07 April 2013

Jurassic Park 3D - Better Than Ever?

Twenty years after it first hit the big screen, Jurassic Park is trending again thanks to the re-released 3D version of the film. Although I'm not sure we used the word trending in those days before Twitter.

Not only were many of us too young to have seen JP in the theater in 1993 (it was rated PG13, and rightfully so), but seeing it in 3D was a dream we never thought would come true.  I have to say, the movie doesn't let us down for one second. Because JP wasn't created to be 3D, it doesn't have any of the purposeful, gimmicky flaws of many 3D films. Nothing arbitrarily comes flying out of the screen toward the audience, the 3D just enhances the beautiful landscapes of Isla Nubar, and makes those clever raptors even more terrifying and life-like. 

I was excited to see these incredible creatures in the large scale of a movie theater (my last screening of JP was on my 17 inch TV), but I wasn't prepared for the sound. The cacophony of a raptor annihilating that poor bovine bait is almost nauseating, and T-Rex's might roar actually shakes your bones in theater surround sound. The original music by John Williams makes your heart practically beat out of your chest. Williams also scored plenty of other film favorites like the Harry Potters, Star Wars and Indiana Jones.

I have written on this site about what the original JP meant to me, but I was shocked to say how much of this film stands up 20 years later. The graphics are incredible, and the warnings of Ian Malcolm about playing God with Nature have never felt more important.

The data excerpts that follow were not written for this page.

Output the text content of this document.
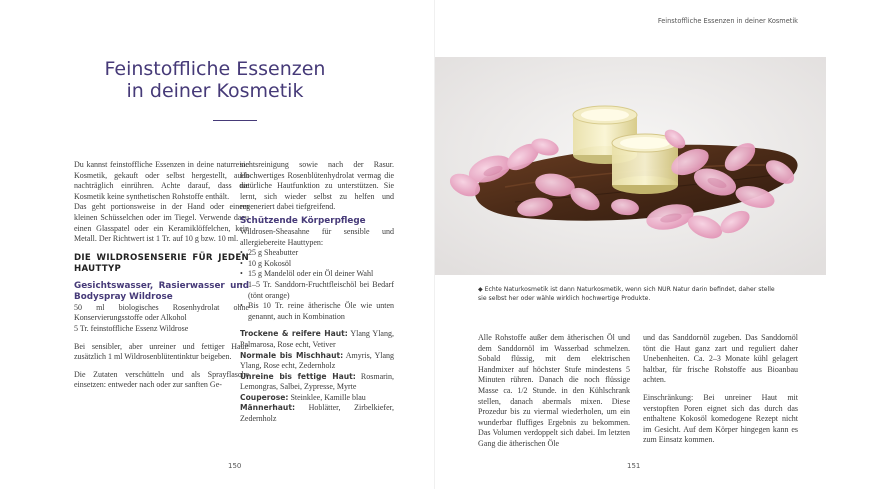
Feinstoffliche Essenzen
in deiner Kosmetik

Du kannst feinstoffliche Essenzen in deine naturreine Kosmetik, gekauft oder selbst hergestellt, auch nachträglich einrühren. Achte darauf, dass die Kosmetik keine synthetischen Rohstoffe enthält.

Das geht portionsweise in der Hand oder einem kleinen Schüsselchen oder im Tiegel. Verwende dazu einen Glasspatel oder ein Keramiklöffelchen, kein Metall. Der Richtwert ist 1 Tr. auf 10 g bzw. 10 ml.

DIE WILDROSENSERIE FÜR JEDEN HAUTTYP
Gesichtswasser, Rasierwasser und Bodyspray Wildrose

50 ml biologisches Rosenhydrolat ohne Konservierungsstoffe oder Alkohol

5 Tr. feinstoffliche Essenz Wildrose

Bei sensibler, aber unreiner und fettiger Haut: zusätzlich 1 ml Wildrosenblütentinktur beigeben.

Die Zutaten verschütteln und als Sprayflasche einsetzen: entweder nach oder zur sanften Ge-

sichtsreinigung sowie nach der Rasur. Hochwertiges Rosenblütenhydrolat vermag die natürliche Hautfunktion zu unterstützen. Sie lernt, sich wieder selbst zu helfen und regeneriert dabei tiefgreifend.

Schützende Körperpflege

Wildrosen-Sheasahne für sensible und allergiebereite Hauttypen:

• 25 g Sheabutter
• 10 g Kokosöl
• 15 g Mandelöl oder ein Öl deiner Wahl
• 1–5 Tr. Sanddorn-Fruchtfleischöl bei Bedarf (tönt orange)
• Bis 10 Tr. reine ätherische Öle wie unten genannt, auch in Kombination

Trockene & reifere Haut: Ylang Ylang, Palmarosa, Rose echt, Vetiver

Normale bis Mischhaut: Amyris, Ylang Ylang, Rose echt, Zedernholz

Unreine bis fettige Haut: Rosmarin, Lemongras, Salbei, Zypresse, Myrte

Couperose: Steinklee, Kamille blau

Männerhaut: Hoblätter, Zirbelkiefer, Zedernholz

150	151
Feinstoffliche Essenzen in deiner Kosmetik
◆ Echte Naturkosmetik ist dann Naturkosmetik, wenn sich NUR Natur darin befindet, daher stelle sie selbst her oder wähle wirklich hochwertige Produkte.

Alle Rohstoffe außer dem ätherischen Öl und dem Sanddornöl im Wasserbad schmelzen. Sobald flüssig, mit dem elektrischen Handmixer auf höchster Stufe mindestens 5 Minuten rühren. Danach die noch flüssige Masse ca. 1/2 Stunde. in den Kühlschrank stellen, danach abermals mixen. Diese Prozedur bis zu viermal wiederholen, um ein wunderbar fluffiges Ergebnis zu bekommen. Das Volumen verdoppelt sich dabei. Im letzten Gang die ätherischen Öle

und das Sanddornöl zugeben. Das Sanddornöl tönt die Haut ganz zart und reguliert daher Unebenheiten. Ca. 2–3 Monate kühl gelagert haltbar, für frische Rohstoffe aus Bioanbau achten.

Einschränkung: Bei unreiner Haut mit verstopften Poren eignet sich das durch das enthaltene Kokosöl komedogene Rezept nicht im Gesicht. Auf dem Körper hingegen kann es zum Einsatz kommen.
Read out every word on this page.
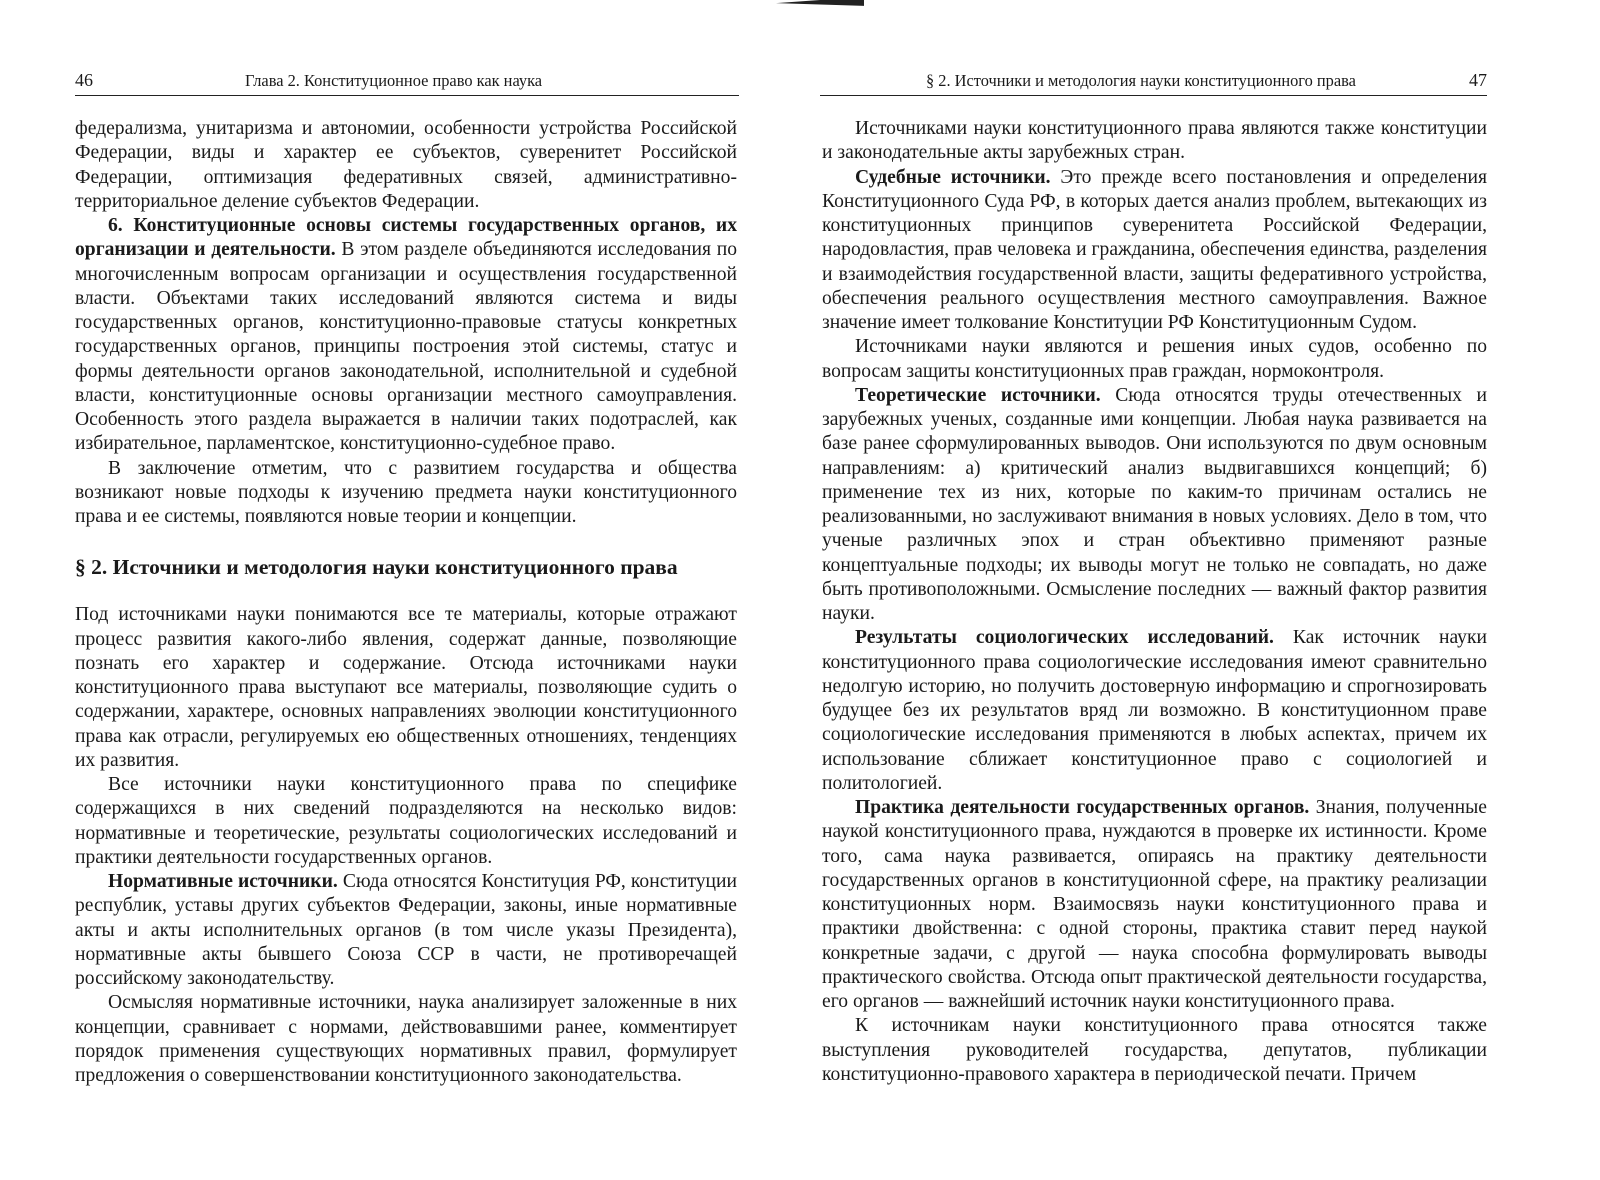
46	Глава 2. Конституционное право как наука

федерализма, унитаризма и автономии, особенности устройства Российской Федерации, виды и характер ее субъектов, суверенитет Российской Федерации, оптимизация федеративных связей, административно-территориальное деление субъектов Федерации.

6. Конституционные основы системы государственных органов, их организации и деятельности. В этом разделе объединяются исследования по многочисленным вопросам организации и осуществления государственной власти. Объектами таких исследований являются система и виды государственных органов, конституционно-правовые статусы конкретных государственных органов, принципы построения этой системы, статус и формы деятельности органов законодательной, исполнительной и судебной власти, конституционные основы организации местного самоуправления. Особенность этого раздела выражается в наличии таких подотраслей, как избирательное, парламентское, конституционно-судебное право.

В заключение отметим, что с развитием государства и общества возникают новые подходы к изучению предмета науки конституционного права и ее системы, появляются новые теории и концепции.

§ 2. Источники и методология науки конституционного права

Под источниками науки понимаются все те материалы, которые отражают процесс развития какого-либо явления, содержат данные, позволяющие познать его характер и содержание. Отсюда источниками науки конституционного права выступают все материалы, позволяющие судить о содержании, характере, основных направлениях эволюции конституционного права как отрасли, регулируемых ею общественных отношениях, тенденциях их развития.

Все источники науки конституционного права по специфике содержащихся в них сведений подразделяются на несколько видов: нормативные и теоретические, результаты социологических исследований и практики деятельности государственных органов.

Нормативные источники. Сюда относятся Конституция РФ, конституции республик, уставы других субъектов Федерации, законы, иные нормативные акты и акты исполнительных органов (в том числе указы Президента), нормативные акты бывшего Союза ССР в части, не противоречащей российскому законодательству.

Осмысляя нормативные источники, наука анализирует заложенные в них концепции, сравнивает с нормами, действовавшими ранее, комментирует порядок применения существующих нормативных правил, формулирует предложения о совершенствовании конституционного законодательства.

§ 2. Источники и методология науки конституционного права	47

Источниками науки конституционного права являются также конституции и законодательные акты зарубежных стран.

Судебные источники. Это прежде всего постановления и определения Конституционного Суда РФ, в которых дается анализ проблем, вытекающих из конституционных принципов суверенитета Российской Федерации, народовластия, прав человека и гражданина, обеспечения единства, разделения и взаимодействия государственной власти, защиты федеративного устройства, обеспечения реального осуществления местного самоуправления. Важное значение имеет толкование Конституции РФ Конституционным Судом.

Источниками науки являются и решения иных судов, особенно по вопросам защиты конституционных прав граждан, нормоконтроля.

Теоретические источники. Сюда относятся труды отечественных и зарубежных ученых, созданные ими концепции. Любая наука развивается на базе ранее сформулированных выводов. Они используются по двум основным направлениям: а) критический анализ выдвигавшихся концепций; б) применение тех из них, которые по каким-то причинам остались не реализованными, но заслуживают внимания в новых условиях. Дело в том, что ученые различных эпох и стран объективно применяют разные концептуальные подходы; их выводы могут не только не совпадать, но даже быть противоположными. Осмысление последних — важный фактор развития науки.

Результаты социологических исследований. Как источник науки конституционного права социологические исследования имеют сравнительно недолгую историю, но получить достоверную информацию и спрогнозировать будущее без их результатов вряд ли возможно. В конституционном праве социологические исследования применяются в любых аспектах, причем их использование сближает конституционное право с социологией и политологией.

Практика деятельности государственных органов. Знания, полученные наукой конституционного права, нуждаются в проверке их истинности. Кроме того, сама наука развивается, опираясь на практику деятельности государственных органов в конституционной сфере, на практику реализации конституционных норм. Взаимосвязь науки конституционного права и практики двойственна: с одной стороны, практика ставит перед наукой конкретные задачи, с другой — наука способна формулировать выводы практического свойства. Отсюда опыт практической деятельности государства, его органов — важнейший источник науки конституционного права.

К источникам науки конституционного права относятся также выступления руководителей государства, депутатов, публикации конституционно-правового характера в периодической печати. Причем
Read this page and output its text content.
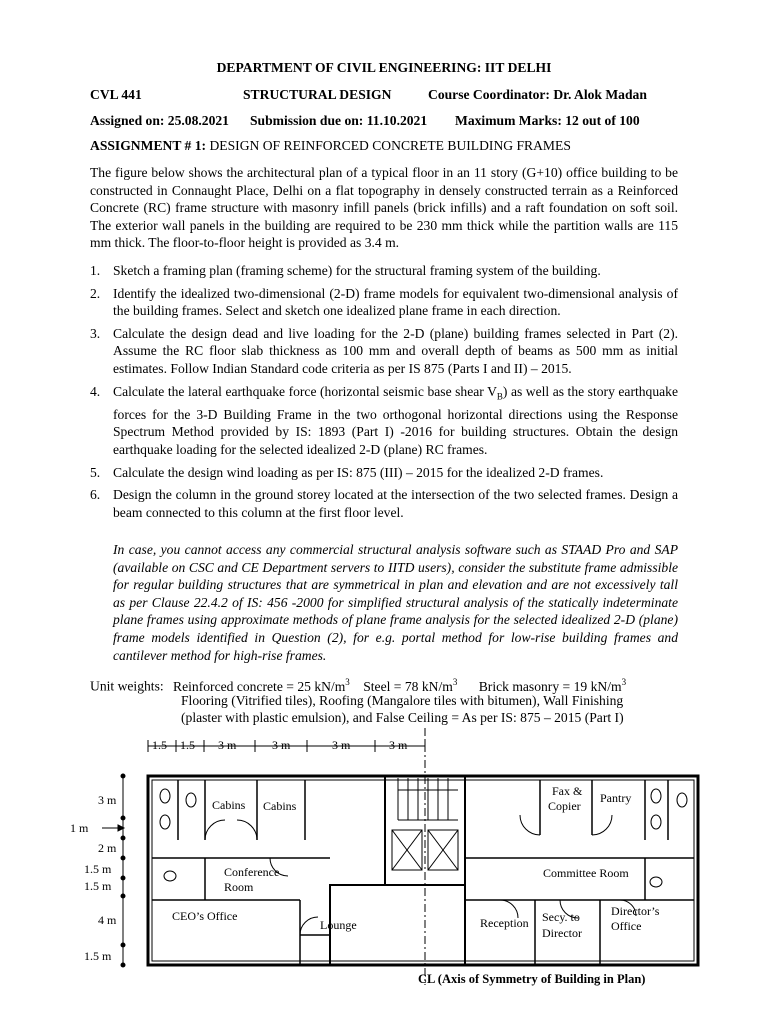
DEPARTMENT OF CIVIL ENGINEERING: IIT DELHI
CVL 441	STRUCTURAL DESIGN	Course Coordinator: Dr. Alok Madan
Assigned on: 25.08.2021 Submission due on: 11.10.2021 Maximum Marks: 12 out of 100
ASSIGNMENT # 1: DESIGN OF REINFORCED CONCRETE BUILDING FRAMES
The figure below shows the architectural plan of a typical floor in an 11 story (G+10) office building to be constructed in Connaught Place, Delhi on a flat topography in densely constructed terrain as a Reinforced Concrete (RC) frame structure with masonry infill panels (brick infills) and a raft foundation on soft soil. The exterior wall panels in the building are required to be 230 mm thick while the partition walls are 115 mm thick. The floor-to-floor height is provided as 3.4 m.
1. Sketch a framing plan (framing scheme) for the structural framing system of the building.
2. Identify the idealized two-dimensional (2-D) frame models for equivalent two-dimensional analysis of the building frames. Select and sketch one idealized plane frame in each direction.
3. Calculate the design dead and live loading for the 2-D (plane) building frames selected in Part (2). Assume the RC floor slab thickness as 100 mm and overall depth of beams as 500 mm as initial estimates. Follow Indian Standard code criteria as per IS 875 (Parts I and II) – 2015.
4. Calculate the lateral earthquake force (horizontal seismic base shear $V_B$) as well as the story earthquake forces for the 3-D Building Frame in the two orthogonal horizontal directions using the Response Spectrum Method provided by IS: 1893 (Part I) -2016 for building structures. Obtain the design earthquake loading for the selected idealized 2-D (plane) RC frames.
5. Calculate the design wind loading as per IS: 875 (III) – 2015 for the idealized 2-D frames.
6. Design the column in the ground storey located at the intersection of the two selected frames. Design a beam connected to this column at the first floor level.
In case, you cannot access any commercial structural analysis software such as STAAD Pro and SAP (available on CSC and CE Department servers to IITD users), consider the substitute frame admissible for regular building structures that are symmetrical in plan and elevation and are not excessively tall as per Clause 22.4.2 of IS: 456 -2000 for simplified structural analysis of the statically indeterminate plane frames using approximate methods of plane frame analysis for the selected idealized 2-D (plane) frame models identified in Question (2), for e.g. portal method for low-rise building frames and cantilever method for high-rise frames.
Unit weights: Reinforced concrete = 25 $kN/m^3$ Steel = 78 $kN/m^3$ Brick masonry = 19 $kN/m^3$
Flooring (Vitrified tiles), Roofing (Mangalore tiles with bitumen), Wall Finishing
(plaster with plastic emulsion), and False Ceiling = As per IS: 875 – 2015 (Part I)
1.5 1.5 3 m	3 m	3 m	3 m
3 m
1 m
2 m
1.5 m
1.5 m
4 m
1.5 m
Cabins Cabins
Fax &
Copier
Pantry
Conference
Room
Committee Room
CEO’s Office
Lounge	Reception Secy. to
Director
Director’s
Office
CL (Axis of Symmetry of Building in Plan)
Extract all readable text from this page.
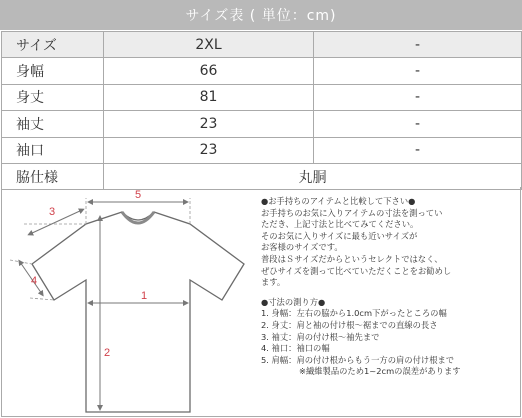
サイズ表 ( 単位：cm)
サイズ	2XL	-
身幅	66	-
身丈	81	-
袖丈	23	-
袖口	23	-
脇仕様	丸胴	
5
3
4
1
2
●お手持ちのアイテムと比較して下さい●
お手持ちのお気に入りアイテムの寸法を測ってい
ただき、上記寸法と比べてみてください。
そのお気に入りサイズに最も近いサイズが
お客様のサイズです。
普段はＳサイズだからというセレクトではなく、
ぜひサイズを測って比べていただくことをお勧めし
ます。
●寸法の測り方●
1. 身幅：左右の脇から1.0cm下がったところの幅
2. 身丈：肩と袖の付け根～裾までの直線の長さ
3. 袖丈：肩の付け根～袖先まで
4. 袖口：袖口の幅
5. 肩幅：肩の付け根からもう一方の肩の付け根まで
※繊維製品のため1~2cmの誤差があります
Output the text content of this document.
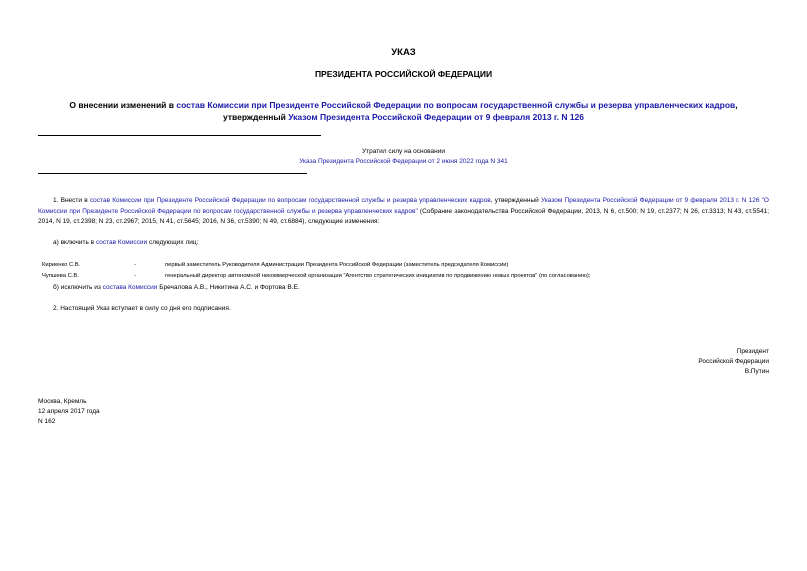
УКАЗ
ПРЕЗИДЕНТА РОССИЙСКОЙ ФЕДЕРАЦИИ
О внесении изменений в состав Комиссии при Президенте Российской Федерации по вопросам государственной службы и резерва управленческих кадров, утвержденный Указом Президента Российской Федерации от 9 февраля 2013 г. N 126
Утратил силу на основании
Указа Президента Российской Федерации от 2 июня 2022 года N 341
1. Внести в состав Комиссии при Президенте Российской Федерации по вопросам государственной службы и резерва управленческих кадров, утвержденный Указом Президента Российской Федерации от 9 февраля 2013 г. N 126 "О Комиссии при Президенте Российской Федерации по вопросам государственной службы и резерва управленческих кадров" (Собрание законодательства Российской Федерации, 2013, N 6, ст.500; N 19, ст.2377; N 26, ст.3313; N 43, ст.5541; 2014, N 19, ст.2398; N 23, ст.2967; 2015, N 41, ст.5645; 2016, N 36, ст.5390; N 49, ст.6884), следующие изменения:
а) включить в состав Комиссии следующих лиц:
Кириенко С.В.	-	первый заместитель Руководителя Администрации Президента Российской Федерации (заместитель председателя Комиссии)
Чупшева С.В.	-	генеральный директор автономной некоммерческой организации "Агентство стратегических инициатив по продвижению новых проектов" (по согласованию);
б) исключить из состава Комиссии Бречалова А.В., Никитина А.С. и Фортова В.Е.
2. Настоящий Указ вступает в силу со дня его подписания.
Президент
Российской Федерации
В.Путин
Москва, Кремль
12 апреля 2017 года
N 162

Jurassic Park was ahead of its time in its unflinching support of dinosaurs-as-birds theory, which we now look at as a certainty. Early on,  while Grant and Sattler dig in the Badlands, the team actually laughs when Dr. Grant suggests it. As a modern day audience, we laugh at their ignorant laughter. In the time since the original films, we've also learned a lot more about dinosaurs (many of them would have been fuzzy, if not feathery), and the film may not always be accurate, but there isn't a moment when it doesn't entertain and excite.

Go see Jurassic Park in 3D - It doesn't get much better than this!